Economy a picture of positivity: RBI

Reserve Bank of India Governor Shaktikanta Das expects the Indian economy to grow 7 per cent in fiscal 2024-25 on the basis of the strong momentum of economic activity seen in India and sustain a 7 per cent and above rate for four consecutive years starting from FY 2021-22. Even as the central bank makes […]
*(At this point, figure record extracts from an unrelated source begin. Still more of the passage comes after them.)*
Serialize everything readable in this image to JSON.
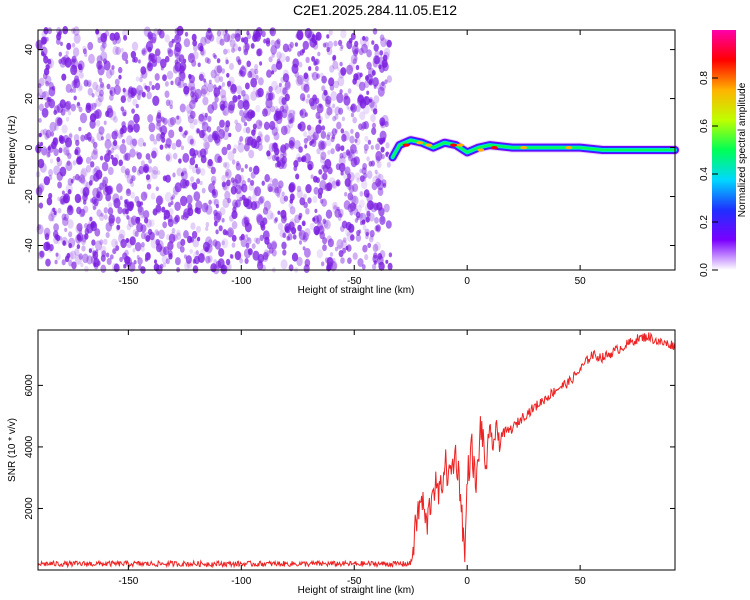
{
  "title": "C2E1.2025.284.11.05.E12",
  "colors": {
    "snr_line": "#ee2222",
    "spectrogram_points": "#7a1ee0",
    "colormap": [
      "#ffffff",
      "#7a00ff",
      "#1f2fff",
      "#00d8ff",
      "#00ff55",
      "#bfff00",
      "#ffb300",
      "#ff0000",
      "#ff00aa"
    ]
  },
  "chart_data": [
    {
      "type": "heatmap",
      "xlabel": "Height of straight line (km)",
      "ylabel": "Frequency (Hz)",
      "xlim": [
        -190,
        92
      ],
      "ylim": [
        -50,
        48
      ],
      "xticks": [
        -150,
        -100,
        -50,
        0,
        50
      ],
      "yticks": [
        -40,
        -20,
        0,
        20,
        40
      ],
      "colorbar": {
        "label": "Normalized spectral amplitude",
        "range": [
          0,
          1
        ],
        "ticks": [
          0,
          0.2,
          0.4,
          0.6,
          0.8
        ]
      },
      "noise_region_x": [
        -190,
        -33
      ],
      "signal_trace": {
        "x": [
          -33,
          -30,
          -25,
          -20,
          -15,
          -10,
          -5,
          0,
          5,
          10,
          20,
          30,
          40,
          50,
          60,
          70,
          80,
          92
        ],
        "frequency": [
          -4,
          1,
          3,
          2,
          0,
          2,
          1,
          -2,
          0,
          1,
          0,
          0,
          0,
          0,
          -1,
          -1,
          -1,
          -1
        ]
      }
    },
    {
      "type": "line",
      "xlabel": "Height of straight line (km)",
      "ylabel": "SNR (10 * v/v)",
      "xlim": [
        -190,
        92
      ],
      "ylim": [
        0,
        7800
      ],
      "xticks": [
        -150,
        -100,
        -50,
        0,
        50
      ],
      "yticks": [
        2000,
        4000,
        6000
      ],
      "series": [
        {
          "x": [
            -190,
            -150,
            -100,
            -50,
            -25,
            -22,
            -20,
            -18,
            -15,
            -12,
            -10,
            -8,
            -5,
            -3,
            -1,
            0,
            2,
            4,
            6,
            8,
            10,
            15,
            20,
            25,
            30,
            35,
            40,
            45,
            50,
            55,
            60,
            65,
            70,
            75,
            80,
            85,
            92
          ],
          "y": [
            200,
            200,
            200,
            200,
            200,
            1800,
            2300,
            1400,
            2800,
            2400,
            3500,
            3000,
            3800,
            2600,
            300,
            3000,
            4000,
            2600,
            4800,
            3400,
            4200,
            4400,
            4600,
            5000,
            5300,
            5600,
            5900,
            6100,
            6500,
            7000,
            6900,
            7100,
            7300,
            7500,
            7600,
            7400,
            7300
          ]
        }
      ]
    }
  ]
}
by Nivedita Mukherjee - January 18, 2024, 8:08 am

Reserve Bank of India Governor Shaktikanta Das expects the Indian economy to grow 7 per cent in fiscal 2024-25 on the basis of the strong momentum of economic activity seen in India and sustain a 7 per cent and above rate for four consecutive years starting from FY 2021-22.
Even as the central bank makes a comprehensive assessment for the forthcoming February 2024 monetary policy, India’s real GDP is projected to grow by 7.3 per cent during 2023-24 according to the latest release by the National Statistical Office, Das said on Wednesday at an industry event in the World Economic Forum (WEF) Annual Meeting 2024 in Davos, expressing optimism over India remaining the fastest growing major economy with strong domestic demand conditions.
“India is now the fifth largest economy in the world. In fact, in purchasing power parity terms, India is already the third largest economy. The International Monetary Fund has projected that India’s contribution to world growth will rise from the current 16 per cent to 18 per cent by 2028,” Das told the international business community gathered at Davos, highlighting the achievement of India clocking a real gross domestic product (GDP) growth of 7.2 per cent in 2022-23 amidst an uncertain and challenging global macroeconomic environment. “The Indian economy presents a picture of confidence, positivity and optimism. Recent growth outturns have surprised most forecasts on the upside,” the RBI Governor noted.
Upholding the relative stability of the Indian rupee in the recent period as an outcome of the strength of the Indian economy, Das credited India’s macroeconomic fundamentals and improvements in India’s external position, particularly the significant moderation in the current account deficit (CAD) and revival of capital flows on the back of comfortable foreign exchange reserves as the factors contributing to the stability of the Indian currency. The RBI Governor also decried any move to “label the Indian rupee in any other manner by cherry-picking time periods for analysis” as inappropriate and grossly inconsistent with reality”.
The Indian rupee is a freely floating currency and its exchange rate is market determined. We agree that there should be flexibility in exchange rates, but it should not be a destabilising influence on the domestic economy of EMEs. Accordingly, multilateral institutions would do well to take a more nuanced and balanced view of the policy perspectives of the EMEs,” Das said.
The RBI Governor described the global macroeconomic front has been somewhat reassuring with inflation gradually descending closer to the target, even as growth has held up better than expected. While the odds of a soft landing have increased and financial conditions have eased, Das expressed concern over markets scaling new highs with the risk of running ahead of themselves amidst slowing global growth, a geopolitical situation that continues to be fragile with new flash points and fears of supply chain disruptions undermining global trade.
Drawing attention to India emerging from the recent spate of shocks with stronger fundamentals, Das underlined the positives driving the economic revival like easing inflation, stronger corporate balance sheets, a fiscal consolidation that is on course and with quality improved as well as eminently manageable external balances and strong forex reserves. Das attributed the upturn to the RBI’s appropriate policy rate and liquidity measures and structural reforms undertaken by the government over the last few years in the field of taxation, banking, ease of doing business, manufacturing, inflation management. “This coupled with digitalisation and a clear focus on physical and digital infrastructure have boosted the medium and long-term growth potential of the economy. These reforms are continuously helping the Indian businesses to improve productivity and adopt technology driven changes across the spectrum,” said Das.
The RBI Governor also observed that the manufacturing sector is undergoing a marked shift with support from the production linked incentives (PLIs) scheme, services sector, is fast adopting new technologies to improve delivery and reach, the non-banking financial companies (NBFC) sector is reflecting sound performance parameters, improved balance sheets of financial institutions are providing good support to durable and broad-based credit growth and stress tests undertaken to assess the resilience of banks under adverse stress scenarios show that their capital ratios will remain sufficiently above the regulatory minimum.